Inverno alle porte, attenti all’inquinamento

Il periodo invernale verso il quale ci stiamo incamminando è quello a maggior rischio di inquinamento atmosferico, a causa della maggiore probabilità di stagnazione dell’aria. Essa è provocata dal fenomeno dell’inversione termica invernale che, in presenza di giornate più corte, irraggiamento solare più debole e temperature più basse non permette un sufficiente riscaldamento della terreno: così quest’ultimo non contribuirà a riscaldare l’aria circostante, restituendo calore, come normalmente si verifica in estate. In questo modo l’aria a contatto con il terreno si raffredda rapidamente e raggiunge temperature inferiori rispetto a quella sovrastante, generando una sorta di cappa che impedisce alle sostanze inquinanti di disperdersi, diluendosi, negli strati superiori dell’atmosfera. É lo stesso fenomeno che in presenza di umidità origina le nebbie serali per irraggiamento nel nostro territorio. La pianura padana, d’altro canto, si presta in modo particolare alla frequente formazione di fenomeni che favoriscono la concentrazione degli inquinanti ad altezza d’uomo (vale a dire a rischio di essere respirati). Concentrazioni che, in funzione delle condizioni climatiche che si andranno a verificare, potranno essere più o meno prolungate nel tempo. Da questo punto di vista, per esempio, una pioggia in inverno può essere molto preziosa per migliorare l’aria che respiriamo visto che, pur non eliminando l’inquinamento che una volta prodotto resta tale, ripulisce l’aria da inquinanti sottraendoli al rischio di essere respirati.

Sempre a proposito di aria che respiriamo, non dobbiamo dimenticare sono le nostre attività quotidiane e le nostre abitudini di vita a generare la presenza di inquinanti nell’ambiente in cui viviamo. Questo è stato ampiamente dimostrato da una ricerca di Legambiente, realizzata su dati ufficiali Arpa, che pone a confronto i dati storici delle emissioni in atmosfera nel territorio della pianura padana con quelli registrate nel periodo gennaio-marzo di quest’anno. Quest’ultimi sono risultati inferiori alla media statistica anche del 52%, per ricominciare gradualmente a salire man mano che la morsa delle restrizioni si andava allentando.

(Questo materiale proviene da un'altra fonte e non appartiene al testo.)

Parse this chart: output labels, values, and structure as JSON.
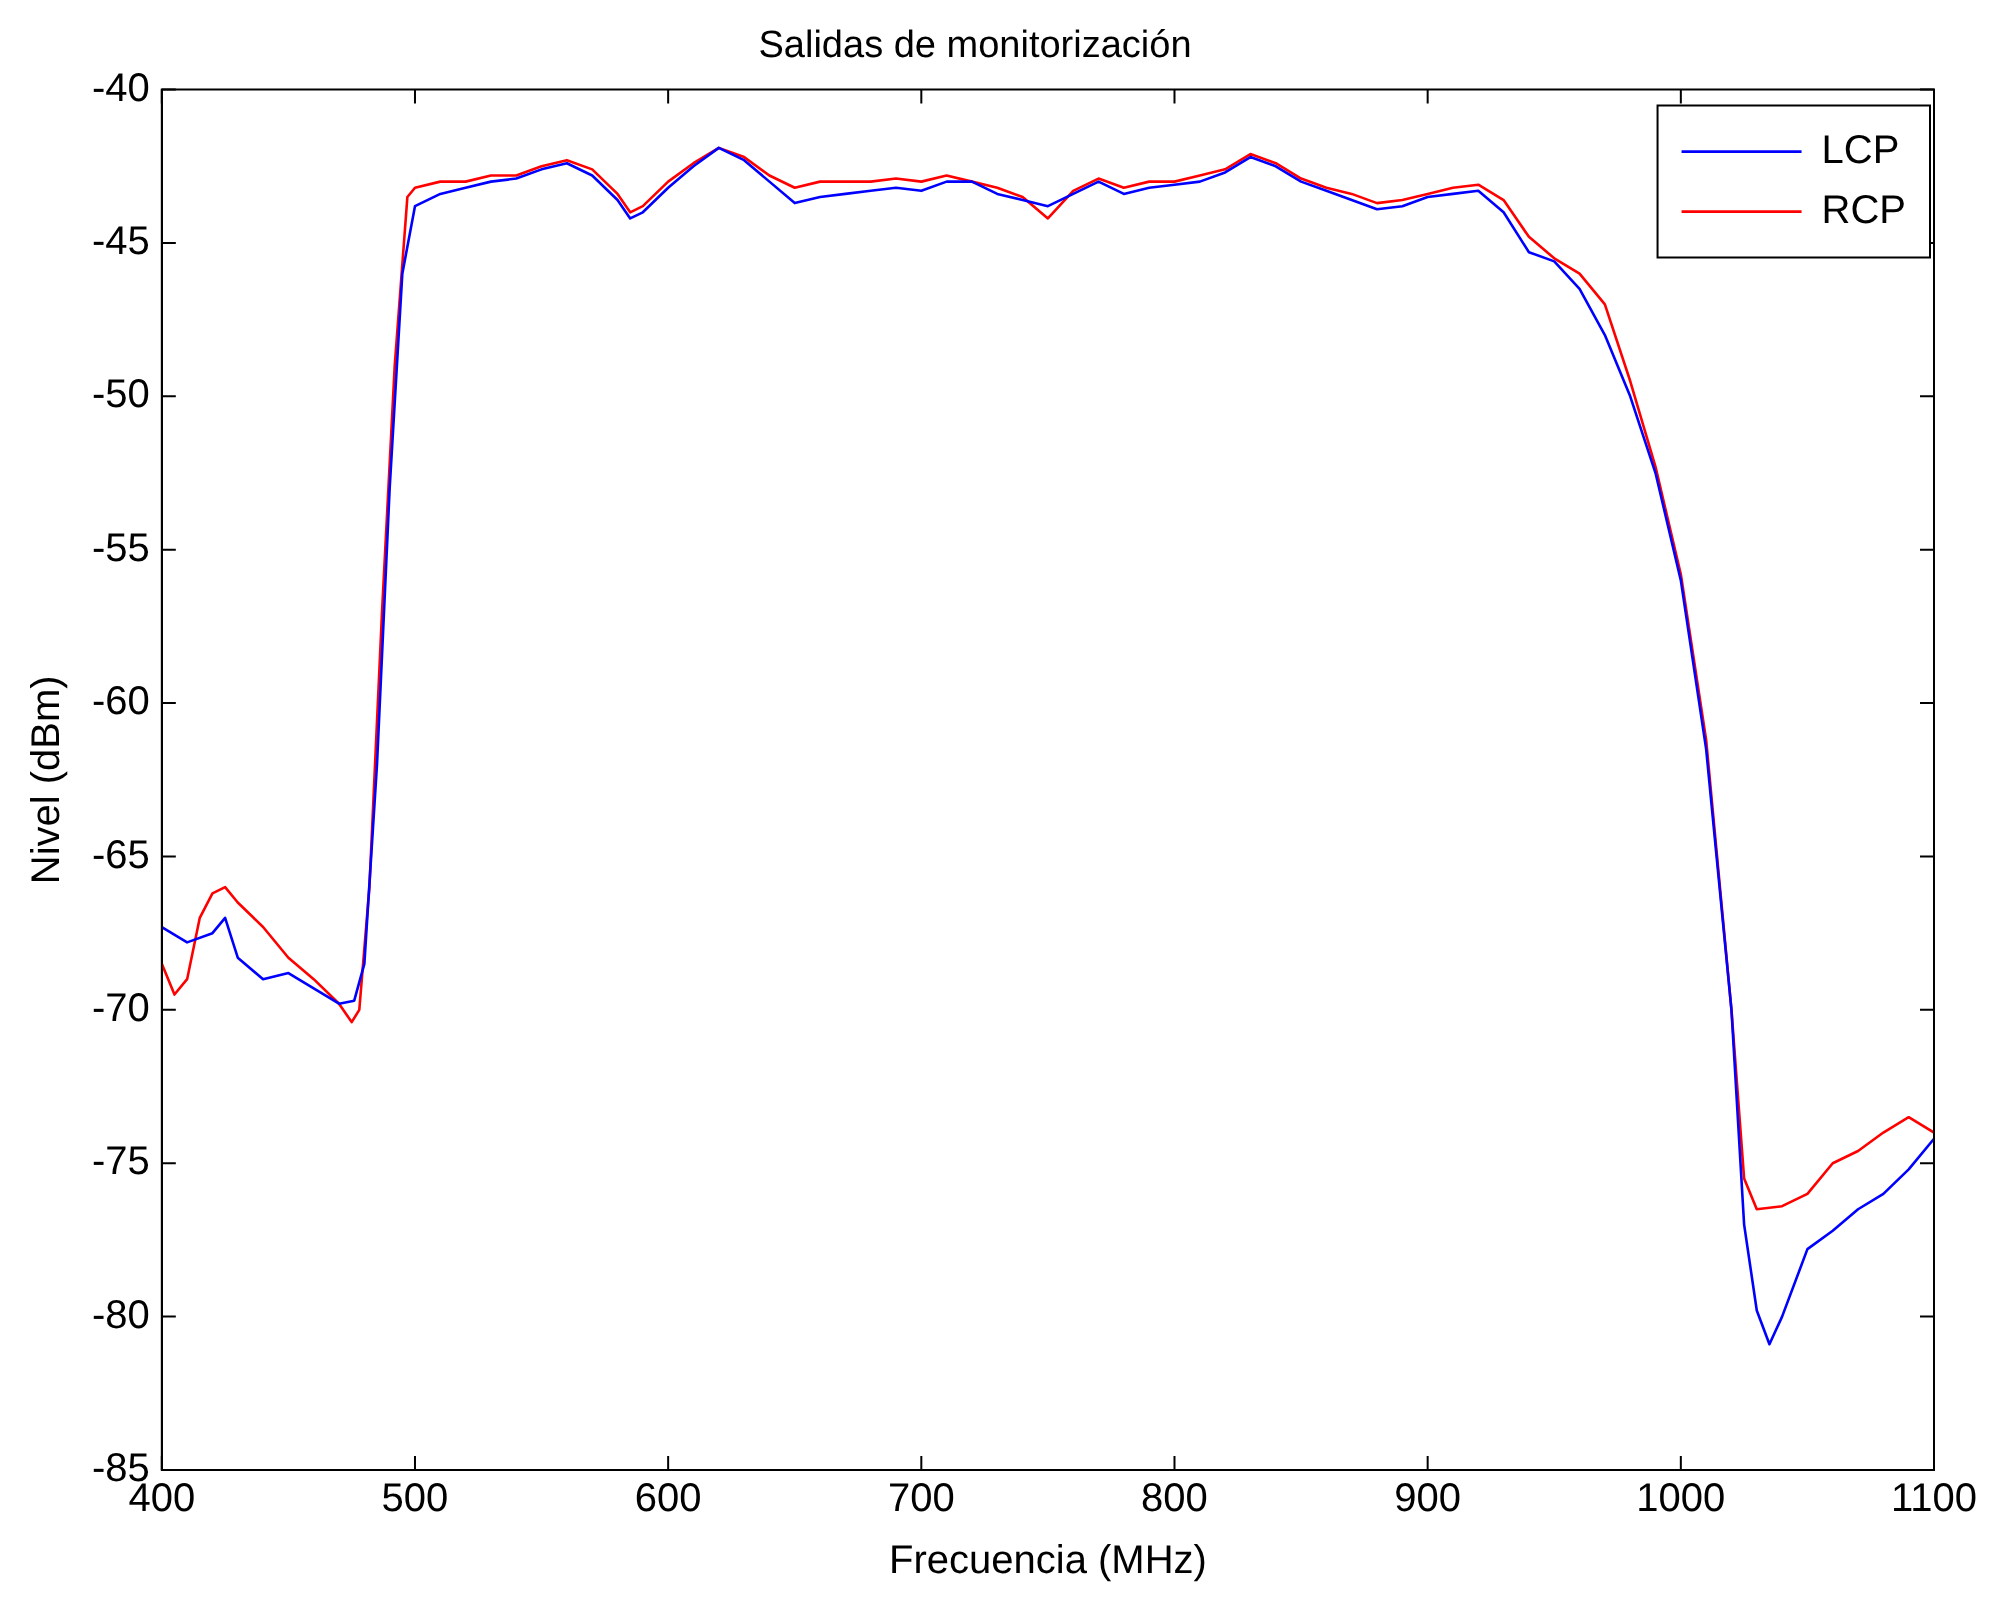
{
  "chart_data": {
    "type": "line",
    "title": "Salidas de monitorización",
    "xlabel": "Frecuencia (MHz)",
    "ylabel": "Nivel (dBm)",
    "xlim": [
      400,
      1100
    ],
    "xticks": [
      400,
      500,
      600,
      700,
      800,
      900,
      1000,
      1100
    ],
    "ylim": [
      -85,
      -40
    ],
    "yticks": [
      -85,
      -80,
      -75,
      -70,
      -65,
      -60,
      -55,
      -50,
      -45,
      -40
    ],
    "grid": false,
    "legend": "top right",
    "marker": "none",
    "line_style": "solid",
    "series": [
      {
        "name": "LCP",
        "color": "#0000ff",
        "x": [
          400,
          410,
          420,
          425,
          430,
          440,
          450,
          460,
          470,
          476,
          480,
          485,
          490,
          495,
          500,
          510,
          520,
          530,
          540,
          550,
          560,
          570,
          580,
          585,
          590,
          600,
          610,
          620,
          630,
          640,
          650,
          660,
          670,
          680,
          690,
          700,
          710,
          720,
          730,
          740,
          750,
          760,
          770,
          780,
          790,
          800,
          810,
          820,
          830,
          840,
          850,
          860,
          870,
          880,
          890,
          900,
          910,
          920,
          930,
          940,
          950,
          960,
          970,
          980,
          990,
          1000,
          1010,
          1020,
          1025,
          1030,
          1035,
          1040,
          1050,
          1060,
          1070,
          1080,
          1090,
          1100
        ],
        "values": [
          -67.3,
          -67.8,
          -67.5,
          -67.0,
          -68.3,
          -69.0,
          -68.8,
          -69.3,
          -69.8,
          -69.7,
          -68.5,
          -62,
          -53,
          -46,
          -43.8,
          -43.4,
          -43.2,
          -43.0,
          -42.9,
          -42.6,
          -42.4,
          -42.8,
          -43.6,
          -44.2,
          -44.0,
          -43.2,
          -42.5,
          -41.9,
          -42.3,
          -43.0,
          -43.7,
          -43.5,
          -43.4,
          -43.3,
          -43.2,
          -43.3,
          -43.0,
          -43.0,
          -43.4,
          -43.6,
          -43.8,
          -43.4,
          -43.0,
          -43.4,
          -43.2,
          -43.1,
          -43.0,
          -42.7,
          -42.2,
          -42.5,
          -43.0,
          -43.3,
          -43.6,
          -43.9,
          -43.8,
          -43.5,
          -43.4,
          -43.3,
          -44.0,
          -45.3,
          -45.6,
          -46.5,
          -48.0,
          -50.0,
          -52.5,
          -56.0,
          -61.5,
          -70.0,
          -77.0,
          -79.8,
          -80.9,
          -80.0,
          -77.8,
          -77.2,
          -76.5,
          -76.0,
          -75.2,
          -74.2
        ]
      },
      {
        "name": "RCP",
        "color": "#ff0000",
        "x": [
          400,
          405,
          410,
          415,
          420,
          425,
          430,
          440,
          450,
          460,
          470,
          475,
          478,
          482,
          487,
          492,
          497,
          500,
          510,
          520,
          530,
          540,
          550,
          560,
          570,
          580,
          585,
          590,
          600,
          610,
          620,
          630,
          640,
          650,
          660,
          670,
          680,
          690,
          700,
          710,
          720,
          730,
          740,
          750,
          760,
          770,
          780,
          790,
          800,
          810,
          820,
          830,
          840,
          850,
          860,
          870,
          880,
          890,
          900,
          910,
          920,
          930,
          940,
          950,
          960,
          970,
          980,
          990,
          1000,
          1010,
          1020,
          1025,
          1030,
          1040,
          1050,
          1060,
          1070,
          1080,
          1090,
          1100
        ],
        "values": [
          -68.5,
          -69.5,
          -69.0,
          -67.0,
          -66.2,
          -66.0,
          -66.5,
          -67.3,
          -68.3,
          -69.0,
          -69.8,
          -70.4,
          -70.0,
          -66,
          -57,
          -49,
          -43.5,
          -43.2,
          -43.0,
          -43.0,
          -42.8,
          -42.8,
          -42.5,
          -42.3,
          -42.6,
          -43.4,
          -44.0,
          -43.8,
          -43.0,
          -42.4,
          -41.9,
          -42.2,
          -42.8,
          -43.2,
          -43.0,
          -43.0,
          -43.0,
          -42.9,
          -43.0,
          -42.8,
          -43.0,
          -43.2,
          -43.5,
          -44.2,
          -43.3,
          -42.9,
          -43.2,
          -43.0,
          -43.0,
          -42.8,
          -42.6,
          -42.1,
          -42.4,
          -42.9,
          -43.2,
          -43.4,
          -43.7,
          -43.6,
          -43.4,
          -43.2,
          -43.1,
          -43.6,
          -44.8,
          -45.5,
          -46.0,
          -47.0,
          -49.5,
          -52.3,
          -55.8,
          -61.2,
          -70.0,
          -75.5,
          -76.5,
          -76.4,
          -76.0,
          -75.0,
          -74.6,
          -74.0,
          -73.5,
          -74.0
        ]
      }
    ]
  }
}
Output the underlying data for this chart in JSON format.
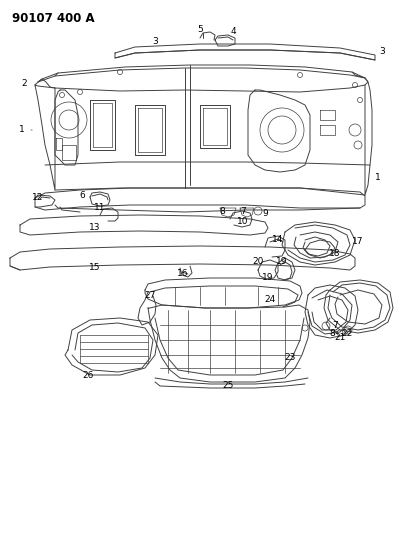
{
  "title": "90107 400 A",
  "bg_color": "#ffffff",
  "line_color": "#404040",
  "label_color": "#000000",
  "title_fontsize": 8.5,
  "label_fontsize": 6.5
}
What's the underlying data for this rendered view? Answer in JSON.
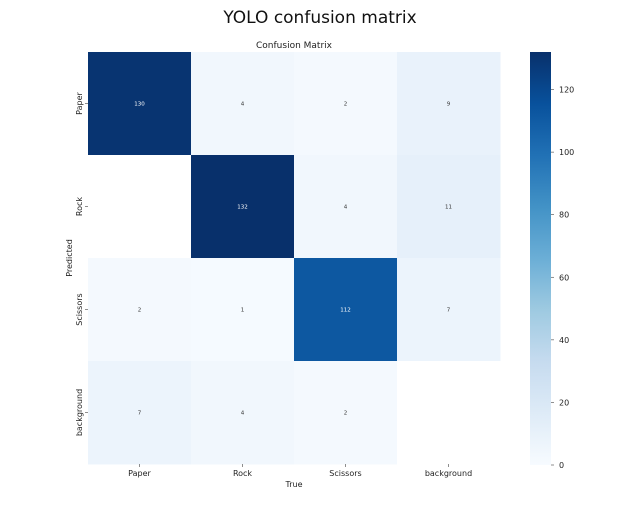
{
  "figure_title": "YOLO confusion matrix",
  "chart_data": {
    "type": "heatmap",
    "title": "Confusion Matrix",
    "xlabel": "True",
    "ylabel": "Predicted",
    "x_categories": [
      "Paper",
      "Rock",
      "Scissors",
      "background"
    ],
    "y_categories": [
      "Paper",
      "Rock",
      "Scissors",
      "background"
    ],
    "values": [
      [
        130,
        4,
        2,
        9
      ],
      [
        0,
        132,
        4,
        11
      ],
      [
        2,
        1,
        112,
        7
      ],
      [
        7,
        4,
        2,
        null
      ]
    ],
    "cell_labels": [
      [
        "130",
        "4",
        "2",
        "9"
      ],
      [
        "",
        "132",
        "4",
        "11"
      ],
      [
        "2",
        "1",
        "112",
        "7"
      ],
      [
        "7",
        "4",
        "2",
        ""
      ]
    ],
    "colormap": "Blues",
    "colorbar": {
      "range": [
        0,
        132
      ],
      "ticks": [
        0,
        20,
        40,
        60,
        80,
        100,
        120
      ],
      "tick_labels": [
        "0",
        "20",
        "40",
        "60",
        "80",
        "100",
        "120"
      ]
    }
  }
}
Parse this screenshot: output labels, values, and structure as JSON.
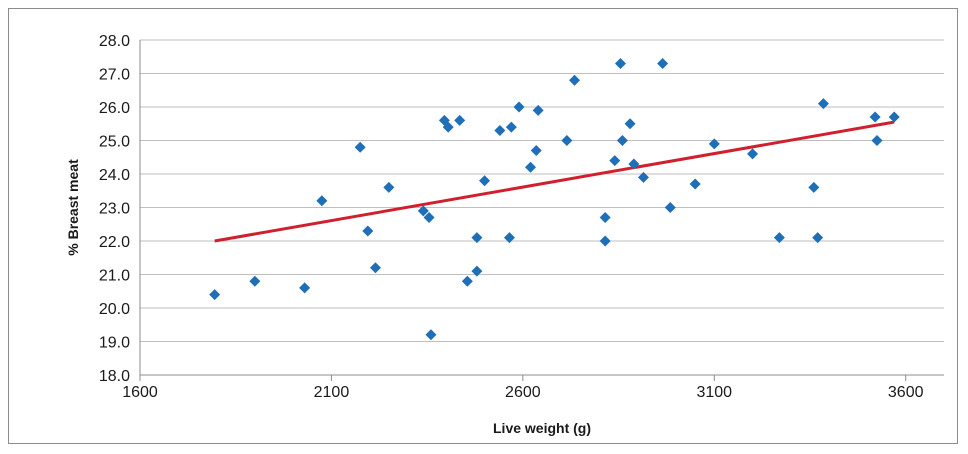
{
  "chart_data": {
    "type": "scatter",
    "xlabel": "Live weight (g)",
    "ylabel": "% Breast meat",
    "xlim": [
      1600,
      3700
    ],
    "ylim": [
      18.0,
      28.0
    ],
    "x_ticks": [
      1600,
      2100,
      2600,
      3100,
      3600
    ],
    "y_ticks": [
      "18.0",
      "19.0",
      "20.0",
      "21.0",
      "22.0",
      "23.0",
      "24.0",
      "25.0",
      "26.0",
      "27.0",
      "28.0"
    ],
    "grid": "horizontal",
    "legend": "none",
    "colors": {
      "points": "#1f6fb8",
      "trendline": "#d0202e",
      "grid": "#bfbfbf"
    },
    "points": [
      {
        "x": 1795,
        "y": 20.4
      },
      {
        "x": 1900,
        "y": 20.8
      },
      {
        "x": 2030,
        "y": 20.6
      },
      {
        "x": 2075,
        "y": 23.2
      },
      {
        "x": 2175,
        "y": 24.8
      },
      {
        "x": 2195,
        "y": 22.3
      },
      {
        "x": 2215,
        "y": 21.2
      },
      {
        "x": 2250,
        "y": 23.6
      },
      {
        "x": 2340,
        "y": 22.9
      },
      {
        "x": 2355,
        "y": 22.7
      },
      {
        "x": 2360,
        "y": 19.2
      },
      {
        "x": 2395,
        "y": 25.6
      },
      {
        "x": 2405,
        "y": 25.4
      },
      {
        "x": 2435,
        "y": 25.6
      },
      {
        "x": 2455,
        "y": 20.8
      },
      {
        "x": 2480,
        "y": 22.1
      },
      {
        "x": 2480,
        "y": 21.1
      },
      {
        "x": 2500,
        "y": 23.8
      },
      {
        "x": 2540,
        "y": 25.3
      },
      {
        "x": 2565,
        "y": 22.1
      },
      {
        "x": 2570,
        "y": 25.4
      },
      {
        "x": 2590,
        "y": 26.0
      },
      {
        "x": 2620,
        "y": 24.2
      },
      {
        "x": 2635,
        "y": 24.7
      },
      {
        "x": 2640,
        "y": 25.9
      },
      {
        "x": 2715,
        "y": 25.0
      },
      {
        "x": 2735,
        "y": 26.8
      },
      {
        "x": 2815,
        "y": 22.7
      },
      {
        "x": 2815,
        "y": 22.0
      },
      {
        "x": 2840,
        "y": 24.4
      },
      {
        "x": 2855,
        "y": 27.3
      },
      {
        "x": 2860,
        "y": 25.0
      },
      {
        "x": 2880,
        "y": 25.5
      },
      {
        "x": 2890,
        "y": 24.3
      },
      {
        "x": 2915,
        "y": 23.9
      },
      {
        "x": 2965,
        "y": 27.3
      },
      {
        "x": 2985,
        "y": 23.0
      },
      {
        "x": 3050,
        "y": 23.7
      },
      {
        "x": 3100,
        "y": 24.9
      },
      {
        "x": 3200,
        "y": 24.6
      },
      {
        "x": 3270,
        "y": 22.1
      },
      {
        "x": 3360,
        "y": 23.6
      },
      {
        "x": 3370,
        "y": 22.1
      },
      {
        "x": 3385,
        "y": 26.1
      },
      {
        "x": 3520,
        "y": 25.7
      },
      {
        "x": 3525,
        "y": 25.0
      },
      {
        "x": 3570,
        "y": 25.7
      }
    ],
    "trendline": {
      "x": [
        1795,
        3570
      ],
      "y": [
        22.0,
        25.55
      ]
    }
  }
}
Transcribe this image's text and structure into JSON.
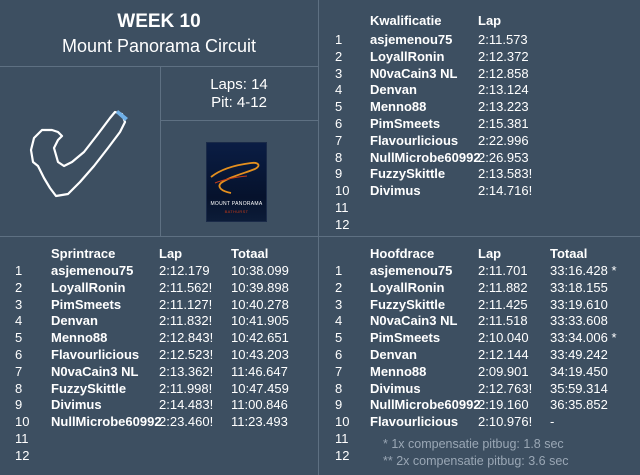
{
  "event": {
    "week": "WEEK 10",
    "circuit": "Mount Panorama Circuit",
    "laps": "Laps: 14",
    "pit": "Pit: 4-12"
  },
  "poster": {
    "line1": "MOUNT PANORAMA",
    "line2": "BATHURST"
  },
  "kwalificatie": {
    "headers": [
      "Kwalificatie",
      "Lap"
    ],
    "rows": [
      [
        "1",
        "asjemenou75",
        "2:11.573"
      ],
      [
        "2",
        "LoyallRonin",
        "2:12.372"
      ],
      [
        "3",
        "N0vaCain3 NL",
        "2:12.858"
      ],
      [
        "4",
        "Denvan",
        "2:13.124"
      ],
      [
        "5",
        "Menno88",
        "2:13.223"
      ],
      [
        "6",
        "PimSmeets",
        "2:15.381"
      ],
      [
        "7",
        "Flavourlicious",
        "2:22.996"
      ],
      [
        "8",
        "NullMicrobe60992",
        "2:26.953"
      ],
      [
        "9",
        "FuzzySkittle",
        "2:13.583!"
      ],
      [
        "10",
        "Divimus",
        "2:14.716!"
      ],
      [
        "11",
        "",
        ""
      ],
      [
        "12",
        "",
        ""
      ]
    ]
  },
  "sprintrace": {
    "headers": [
      "Sprintrace",
      "Lap",
      "Totaal"
    ],
    "rows": [
      [
        "1",
        "asjemenou75",
        "2:12.179",
        "10:38.099"
      ],
      [
        "2",
        "LoyallRonin",
        "2:11.562!",
        "10:39.898"
      ],
      [
        "3",
        "PimSmeets",
        "2:11.127!",
        "10:40.278"
      ],
      [
        "4",
        "Denvan",
        "2:11.832!",
        "10:41.905"
      ],
      [
        "5",
        "Menno88",
        "2:12.843!",
        "10:42.651"
      ],
      [
        "6",
        "Flavourlicious",
        "2:12.523!",
        "10:43.203"
      ],
      [
        "7",
        "N0vaCain3 NL",
        "2:13.362!",
        "11:46.647"
      ],
      [
        "8",
        "FuzzySkittle",
        "2:11.998!",
        "10:47.459"
      ],
      [
        "9",
        "Divimus",
        "2:14.483!",
        "11:00.846"
      ],
      [
        "10",
        "NullMicrobe60992",
        "2:23.460!",
        "11:23.493"
      ],
      [
        "11",
        "",
        "",
        ""
      ],
      [
        "12",
        "",
        "",
        ""
      ]
    ]
  },
  "hoofdrace": {
    "headers": [
      "Hoofdrace",
      "Lap",
      "Totaal"
    ],
    "rows": [
      [
        "1",
        "asjemenou75",
        "2:11.701",
        "33:16.428 *"
      ],
      [
        "2",
        "LoyallRonin",
        "2:11.882",
        "33:18.155"
      ],
      [
        "3",
        "FuzzySkittle",
        "2:11.425",
        "33:19.610"
      ],
      [
        "4",
        "N0vaCain3 NL",
        "2:11.518",
        "33:33.608"
      ],
      [
        "5",
        "PimSmeets",
        "2:10.040",
        "33:34.006 *"
      ],
      [
        "6",
        "Denvan",
        "2:12.144",
        "33:49.242"
      ],
      [
        "7",
        "Menno88",
        "2:09.901",
        "34:19.450"
      ],
      [
        "8",
        "Divimus",
        "2:12.763!",
        "35:59.314"
      ],
      [
        "9",
        "NullMicrobe60992",
        "2:19.160",
        "36:35.852"
      ],
      [
        "10",
        "Flavourlicious",
        "2:10.976!",
        "-"
      ],
      [
        "11",
        "",
        "",
        ""
      ],
      [
        "12",
        "",
        "",
        ""
      ]
    ],
    "notes": [
      "*   1x compensatie pitbug: 1.8 sec",
      "**  2x compensatie pitbug: 3.6 sec"
    ]
  }
}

E questo fino a ritornare ai livelli cosiddetti normali, da intendere come decisamente peggiori, a conferma del fatto che la diminuzione delle emissioni è da attribuire alla forte modificazione del nostro stile di vita. Il riferimento è in particolare alla riduzione del traffico: si può osservare che nello stesso periodo le emissioni di ammoniaca, delle quali l’agricoltura con i suoi allevamenti è la principale responsabile, non ha subito significative variazioni, proprio perché l’agricoltura nel periodo di restrizioni non si è fermata.

MASCHERINE ANTI-SMOG

Le mascherine sul volto delle persone, in questi giorni che ci stanno accompagnando verso l’inizio dell’inverno, ricordano un po’ le immagini delle grandi città nelle quali con questo strumento si tenta di proteggersi dallo smog. Si tenta, nel senso che la protezione dagli inquinanti dell’aria. principalmente biossido d’azoto, ozono e polveri sottili, richiederebbe una protezione ermetica di naso e bocca e non permettere all’aria inquinata, che dovrebbe potere essere tutta filtrata, di essere respirata dai lati della mascherina. In effetti queste micro-particelle leggere e sospese nell’aria hanno la proprietà di infilarsi ovunque, tanto che le mascherine di comune utilizzo in questi giorni di emergenza sono paradossalmente più efficaci a proteggere dal coronavirus rispetto allo smog: nel primo caso deve offrire soprattutto un contrasto fisico al contagio diretto, mentre nel secondo dovrebbe filtrare compiutamente l’aria. Fatto sta che l’inquinamento ambientale è in grado di compromettere gravemente la funzionalità del sistema respiratorio, rendendolo quindi più vulnerabile al coronavirus.